By the third night of the stay-at-home order, things in the queens’ apartment had begun to change. These changes were small in some ways, fundamental in others. For instance, after two nights in a row of staying up and serving tea, Jane Seymour, despite what she claimed, was too tired to cook both breakfast and lunch. On the third day, she could be found sitting in the window with her book, a murder mystery set in Paris, as Catherine of Aragon performed Jane’s usual task of cooking. That was a change that mattered, but in itself was small and temporary.

Then there were the changes that really didn’t matter at all. The fact that Anne, Anna, and Kat tried out power yoga that morning, Katherine only having agreed to do so as part of a deal she and Anna had made the day before. These changes made no impact on the lives of the other queens, but it was odd to see the beheaded cousins on a yoga mat instead of causing mischief.

Then there were the changes that were nice.

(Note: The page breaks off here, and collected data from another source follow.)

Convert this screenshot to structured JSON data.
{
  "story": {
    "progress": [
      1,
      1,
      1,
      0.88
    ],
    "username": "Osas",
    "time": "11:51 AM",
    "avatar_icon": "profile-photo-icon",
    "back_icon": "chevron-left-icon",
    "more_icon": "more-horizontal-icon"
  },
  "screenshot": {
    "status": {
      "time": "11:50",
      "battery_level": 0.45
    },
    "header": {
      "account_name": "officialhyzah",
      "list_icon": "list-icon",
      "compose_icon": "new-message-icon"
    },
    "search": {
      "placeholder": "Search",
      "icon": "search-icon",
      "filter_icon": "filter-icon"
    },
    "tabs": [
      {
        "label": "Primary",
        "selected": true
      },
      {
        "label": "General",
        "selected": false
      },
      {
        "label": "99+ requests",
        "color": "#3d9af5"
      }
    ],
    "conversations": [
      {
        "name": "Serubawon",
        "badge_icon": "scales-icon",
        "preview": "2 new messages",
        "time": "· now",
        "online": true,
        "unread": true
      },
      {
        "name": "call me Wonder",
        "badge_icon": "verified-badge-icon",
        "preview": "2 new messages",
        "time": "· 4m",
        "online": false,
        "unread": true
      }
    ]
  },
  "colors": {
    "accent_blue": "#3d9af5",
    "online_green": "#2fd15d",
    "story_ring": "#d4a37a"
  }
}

The fact that Cathy Parr, who had spent most of the quarantine cooped up in her room with her laptop, had come out that day for the longest time yet, passing through to have a book discussion with Jane, and popping into the kitchen to help Catherine with lunch before retreating back to her room, where she stayed until she heard Anne yelling up the stairs that it was time for dinner. 

Then there were the changes that none of the queens could ignore. 

Screams in the night and midnight chats in the kitchen were a normality in the queens’ apartment, but even within that, there were normal normalities and normalities that were...not so normal. In other words, there were the queens who would scream in the night constantly (like Anne and Kat), and there were the ones who would scream...not quite as much.

On the third night of the stay-at-home order, Catherine of Aragon was woken up by the shrill sounds of screams echoing through the apartment. 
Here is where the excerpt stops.